Cluedo breton

ilovelivia

Que cache cette longère bretonne visitée de bon matin par un officier de police ?

C'est un chemin de terre, de cailloux et de sable, bordé d'herbes folles, de fleurs sauvages et d'épicéas, qu'il faut emprunter pour trouver la propriété. Le portail en fer forgé qu'on pourrait croire d'une autre époque se cache derrière un pin parasol penché. Les deux lourdes portes s'ouvrent automatiquement et dévoilent une allée de gravillons entourée d'un immense jardin à faire pâlir les jardiniers britanniques et japonais réunis. L'odeur de la pelouse d'un vert éclatant est relevée par la fraiche rosée matinale. Des bouquets d'hortensias rose pourpre parcourent le jardin. Sur le côté du terrain, la longère en granit brille dans toute sa longueur. L'air de le l'océan a donné aux ardoises qui composent le toit, un dégradé de bleu, vert et gris. L'entrée de la maison, que l'on trouve après avoir passé l'ancien lavoir se fait par la porte de la cuisine.

Après avoir frappé deux coups, l'officier de police Cariou pousse la porte et découvre une femme brune, assise à la table qui se tient la tête sans qu'on puisse voir son visage. Sans doute Jessica Lang qui a appelé il y a une vingtaine de minutes. Les carreaux de terre cuite qui composent le sol sont larges et solides. La grande table à manger en bois a une structure métallique grise ; c'est robuste mais tout en finesse. Dessus, du café chaud posé près de Jessica Lang fume encore. C'est une pièce claire, deux murs blancs et les autres qui reprennent le thème breton extérieur avec des belles pierres faussement irrégulières. La cuisinière la Cornue à côté de l'évier en granit noir et face aux deux fenêtres qui sont embuées par la chaleur de la cuisine - dehors c'est encore le matin - s'occupe du sort de quelques cookies en fin de cuisson. Des étagères et un tableau abstrait signé Lorthioir se partage un pan.

La longère bretonne est une maison d'un seul étage, où les pièces se succèdent, comme une évidence. Jessica Lang, une belle femme d'une trentaine d'année, l'accueille enfin et lui livre toute son angoisse en une poignée de main. Elle le guide ensuite, muette, vers la pièce qui suit la cuisine. Elle n'est séparée qu'avec une double entrée où des rideaux taupes attachés de part et d'autre, ont remplacé les portes. C'est la cheminée en pierre de granit où quelques bûches brûlent déjà, qui attire le regard en premier. Le crépitement fait vivre le salon et l'odeur du bois est installée. Le canapé en velours taupe est recouvert d'un plaid bleu roi et la bibliothèque qui se trouve en fasse du fauteuil club en dit long sur les habitants. Des classiques qui traversent les siècles de Gustave Flaubert à Delphine de Vigan, des polars qui viennent de l'autre côté de la Manche ou de l'Atlantique, des magazines lifestyle et des ELLE à n'en plus finir. La box internet est discrètement installée entre deux guides touristiques sur la Bretagne Sud et le Morbihan. Une liseuse et un mac sont éteints sur la table basse. L'officier Cariou ne perd pas une miette de tous ces détails qui pourraient se révéler importants.

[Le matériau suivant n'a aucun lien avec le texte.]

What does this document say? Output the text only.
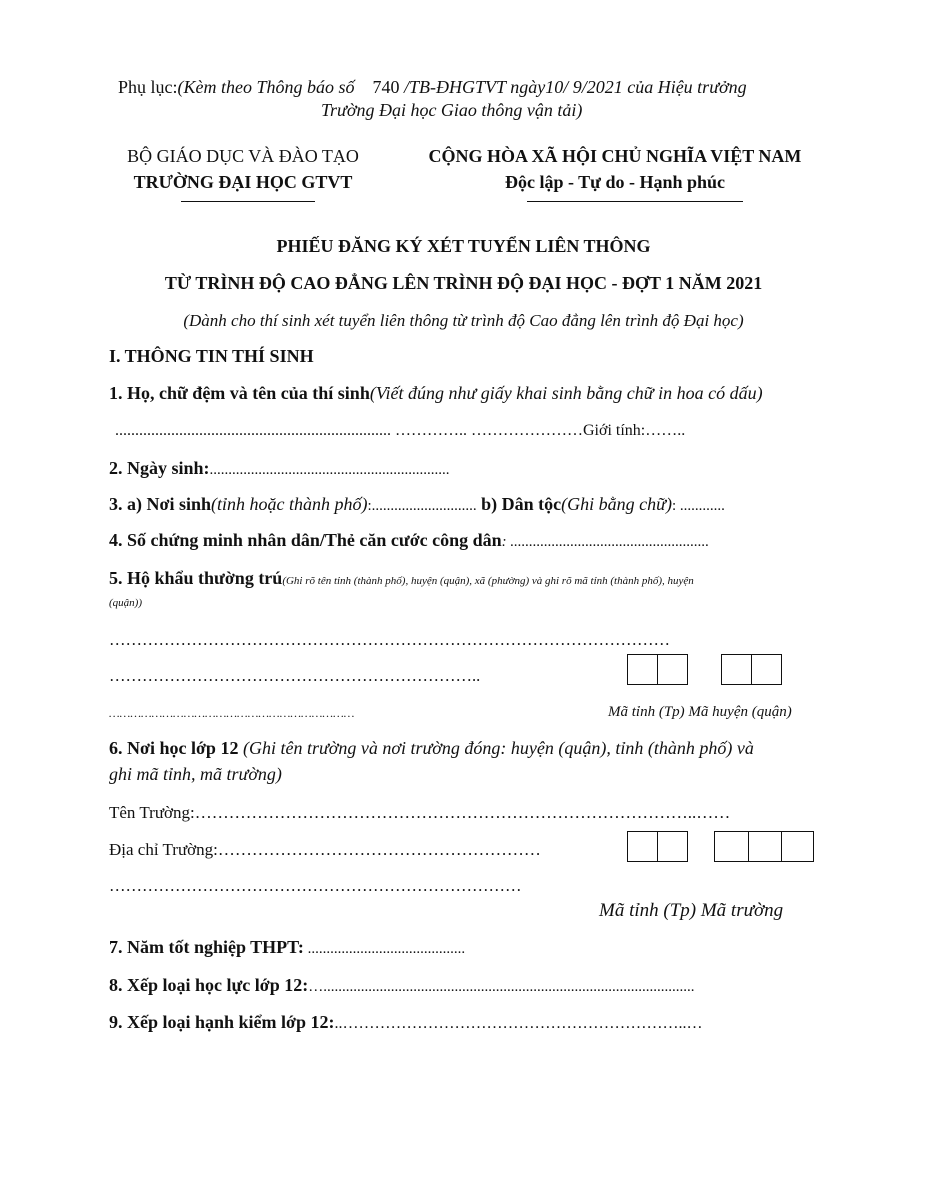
Phụ lục:(Kèm theo Thông báo số 740 /TB-ĐHGTVT ngày10/ 9/2021 của Hiệu trưởng
Trường Đại học Giao thông vận tải)
BỘ GIÁO DỤC VÀ ĐÀO TẠO
TRƯỜNG ĐẠI HỌC GTVT
CỘNG HÒA XÃ HỘI CHỦ NGHĨA VIỆT NAM
Độc lập - Tự do - Hạnh phúc
PHIẾU ĐĂNG KÝ XÉT TUYỂN LIÊN THÔNG
TỪ TRÌNH ĐỘ CAO ĐẲNG LÊN TRÌNH ĐỘ ĐẠI HỌC - ĐỢT 1 NĂM 2021
(Dành cho thí sinh xét tuyển liên thông từ trình độ Cao đẳng lên trình độ Đại học)
I. THÔNG TIN THÍ SINH
1. Họ, chữ đệm và tên của thí sinh(Viết đúng như giấy khai sinh bằng chữ in hoa có dấu)
..................................................................... ………….. …………………Giới tính:……..
2. Ngày sinh:................................................................
3. a) Nơi sinh(tỉnh hoặc thành phố):............................ b) Dân tộc(Ghi bằng chữ): ............
4. Số chứng minh nhân dân/Thẻ căn cước công dân: .....................................................
5. Hộ khẩu thường trú(Ghi rõ tên tỉnh (thành phố), huyện (quận), xã (phường) và ghi rõ mã tỉnh (thành phố), huyện
(quận))
…………………………………………………………………………………………
…………………………………………………………..
……………………………………………………………	Mã tỉnh (Tp) Mã huyện (quận)
6. Nơi học lớp 12 (Ghi tên trường và nơi trường đóng: huyện (quận), tỉnh (thành phố) và
ghi mã tỉnh, mã trường)
Tên Trường:……………………………………………………………………………..……
Địa chỉ Trường:…………………………………………………
…………………………………………………………………
Mã tỉnh (Tp) Mã trường
7. Năm tốt nghiệp THPT: ..........................................
8. Xếp loại học lực lớp 12:…...................................................................................................
9. Xếp loại hạnh kiểm lớp 12:..………………………………………………………..…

La chambre qui suit le salon ne paraît pas avoir dormi. Une odeur de fleur d'oranger la parfume légèrement et la parure de lit blanche à fleurs bleues éparses est impeccablement tirée. Les oreillers sont cachés et les tables de nuit sont rangées. Seuls un livre et une petite radio portative habillent l'une d'entre elles. Une grande et belle armoire bretonne parsemée de clous dorés cache sans doute une garde-robe.

Une porte dérobée derrière un rideau nous emmène dans une chambre plus étroite, où un bureau trône au milieu de la pièce, près d'un petit canapé et d'une console en cerisier. Les doubles-rideaux rouge foncés sont fermés et un MacBook est ouvert et allumé sur la planche en verre, posé sur les deux tréteaux de bois foncé.

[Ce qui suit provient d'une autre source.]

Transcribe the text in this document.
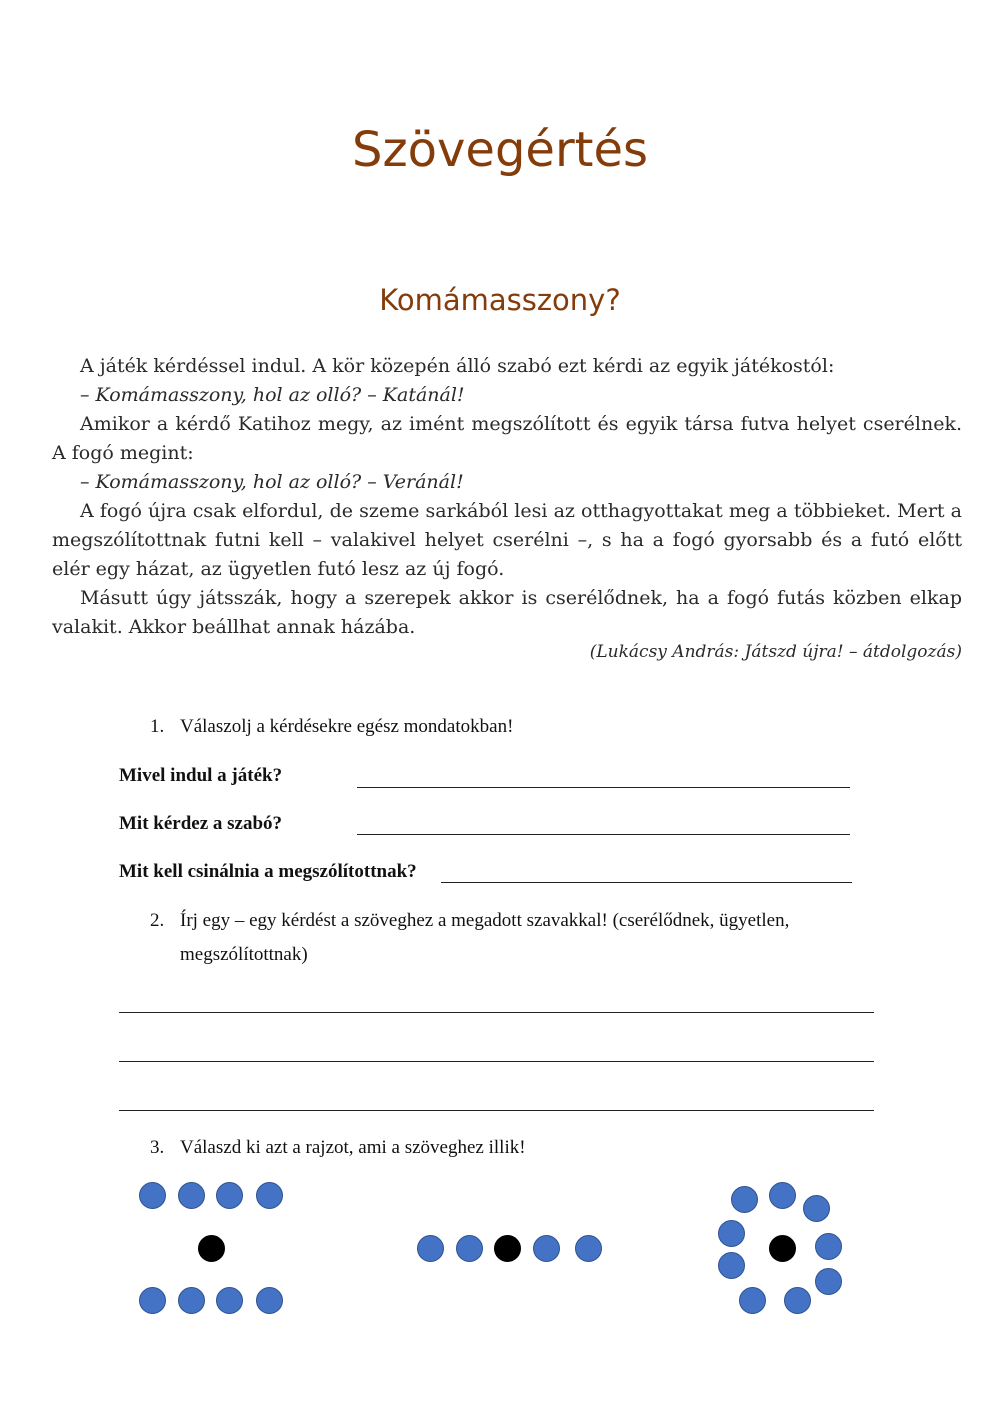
Szövegértés
Komámasszony?

A játék kérdéssel indul. A kör közepén álló szabó ezt kérdi az egyik játékostól:

– Komámasszony, hol az olló? – Katánál!

Amikor a kérdő Katihoz megy, az imént megszólított és egyik társa futva helyet cserélnek. A fogó megint:

– Komámasszony, hol az olló? – Veránál!

A fogó újra csak elfordul, de szeme sarkából lesi az otthagyottakat meg a többieket. Mert a megszólítottnak futni kell – valakivel helyet cserélni –, s ha a fogó gyorsabb és a futó előtt elér egy házat, az ügyetlen futó lesz az új fogó.

Másutt úgy játsszák, hogy a szerepek akkor is cserélődnek, ha a fogó futás közben elkap valakit. Akkor beállhat annak házába.

(Lukácsy András: Játszd újra! – átdolgozás)
1. Válaszolj a kérdésekre egész mondatokban!
Mivel indul a játék?
Mit kérdez a szabó?
Mit kell csinálnia a megszólítottnak?
2. Írj egy – egy kérdést a szöveghez a megadott szavakkal! (cserélődnek, ügyetlen,
megszólítottnak)
3. Válaszd ki azt a rajzot, ami a szöveghez illik!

La porte de l'autre côté de la pièce donne sur la salle de bain. Poutres apparentes au plafond et pierres bretonnes sur tout un pan de mur, la salle de bain est pourtant lumineuse. Le sol en béton ciré brille, les vasques des deux lavabos ovales sont suspendues au mur. Dans un grand sabot blanc, posé sur un pied en fer forgé et du granit sculpté, le cadavre d'un homme d'une soixantaine d'années, continue à prendre un bain en tenant encore fermement dans sa main un iPhone. Le chargeur de l'iPhone flotte à la surface de l'eau. Électrocuté, une mort accidentelle, peut être. L'officier se tourne vers Jessica Lang. Si elle est coupable, il ne tardera pas à le savoir.